La película, de escasos sesenta minutos de duración, está protagonizada por Liza (Aleksandra Slaska) –antigua colaboradora de las SS en Auschwitz como supervisora de los objetos personales requisados a los prisioneros–, cuyo regreso a Europa por primera vez, a bordo de un crucero, queda perturbado al creer reconocer entre el pasaje a Marta (Anna Ciepielewska), prisionera polaca a su cargo en el campo de exterminio. El (posible) reencuentro provoca la evocación del pasado de Liza, haciendo aflorar de su inconsciente un sentimiento oculto de culpa que se materializa en una doble narración, de versiones contradictorias, sobre lo acontecido años atrás. El film, un certero examen de conciencia social, reivindica la relevancia de la memoria sobre el genocidio empleando a su protagonista como alegoría de la condición humana. Liza es capaz de usar los mecanismos necesarios para autojustificarse incluso ante las conductas más monstruosas y rehuir de su responsabilidad como si fuera una pasajera más, ajena a su colaboración en la mayor maquinaria de deshumanización de la historia. El núcleo temático de las escenas en Auschwitz es, precisamente, el proceso de tortura psicológica y manipulación mediante el cual Liza pretende doblegar la voluntad de Marta hasta anular su integridad y someterla hasta poseerla como si fuera un objeto más del barracón que custodia.

La complejidad narrativa del film se amplifica debido al carácter poliédrico de su estructura ya que, superpuesta a la duplicidad de versiones de la narración de Liza, se incorpora una segunda voz off de un narrador extradiegético para agregar una reflexión metacinematográfica. La muerte del director de la cinta, Andrzej Munk, en un accidente de coche durante el rodaje es incorporada al relato para, además de justificar el carácter incompleto de la obra, hacer explosionar su propia estructura. Si la deconstrucción de la memoria forma parte del discurso del film, la hibridación de formatos y “voces” unifica el fondo y la forma mediante la fragmentación del relato. La pasajera, en su montaje final –supervisado por el cineasta Witold Lesiewicz y un equipo de colegas de Munk–, combina diferentes materiales, alternando las escenas de ficción en Auswitch, rodadas en 35 mm, con insertos de fotografías del rodaje (de las secuencias que quedaron incompletas) e instantáneas del propio Munk. Sobre estas imágenes fijas, el narrador informa, a modo de análisis metacinematográfico, del propósito de los responsables de completar el film, subrayando y elogiando el carácter abierto e inconcluso de la película (en clara resonancia con el relato de Liza, también plagado de lagunas e incertidumbres).
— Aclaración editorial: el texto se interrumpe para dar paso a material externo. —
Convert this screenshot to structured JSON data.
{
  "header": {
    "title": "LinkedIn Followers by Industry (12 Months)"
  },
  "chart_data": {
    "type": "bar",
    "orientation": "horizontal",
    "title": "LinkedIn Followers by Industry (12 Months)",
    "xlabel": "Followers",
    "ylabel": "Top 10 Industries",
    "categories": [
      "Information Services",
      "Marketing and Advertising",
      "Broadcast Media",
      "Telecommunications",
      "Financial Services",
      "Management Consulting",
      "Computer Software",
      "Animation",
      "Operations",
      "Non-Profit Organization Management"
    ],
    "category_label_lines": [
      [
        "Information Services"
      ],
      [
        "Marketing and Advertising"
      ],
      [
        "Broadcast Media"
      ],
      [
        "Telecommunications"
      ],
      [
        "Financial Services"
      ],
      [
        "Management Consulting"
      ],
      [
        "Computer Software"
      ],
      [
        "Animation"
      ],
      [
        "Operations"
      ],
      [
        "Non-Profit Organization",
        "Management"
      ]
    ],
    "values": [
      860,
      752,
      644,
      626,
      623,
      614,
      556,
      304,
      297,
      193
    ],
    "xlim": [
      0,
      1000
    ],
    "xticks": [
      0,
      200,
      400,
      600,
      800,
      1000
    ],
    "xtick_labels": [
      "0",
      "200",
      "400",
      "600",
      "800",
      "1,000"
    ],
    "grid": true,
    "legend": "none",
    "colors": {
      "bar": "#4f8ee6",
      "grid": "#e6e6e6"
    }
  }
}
La narración mediante fotografías remite irremediablemente a La Jetée (1962) de Chris Marker –estrenada un año antes– con la que La pasajera comparte un interés por la memoria y las imágenes, a pesar de que en el film polaco existe una pulsión mayor por rastrear entre los márgenes del encuadre, tratando de explorar el dinamismo de cada gesto, como si se pretendiera revelar una verdad oculta con cada zoom. El empleo de imágenes fijas para cualquier suceso posterior a Auschwitz provoca tal brecha entre la ficción cinemática y la realidad estática que, más allá de un brillante recurso narrativo o formal, esta colisión estética debe ser vista como una opción ética que plantea dudas sobre cómo filmar o narrar después del Holocausto, en la línea de las restricciones autoimpuestas por Nemes acerca de la subjetividad del punto de vista y la limitación de la profundidad de campo en El hijo de Saúl. En La pasajera la solución pasa por ubicar la realidad tras el Holocausto en una dimensión ajena, donde solo existe el reflejo de los rostros y los cuerpos petrificados en las fotografías. El cine, igual que el narrador en los instantes finales, no parece creer que el reencuentro con el horror del pasado vaya a ser algo transitorio y manifiesta una disposición a seguir preguntándose por cómo representarlo.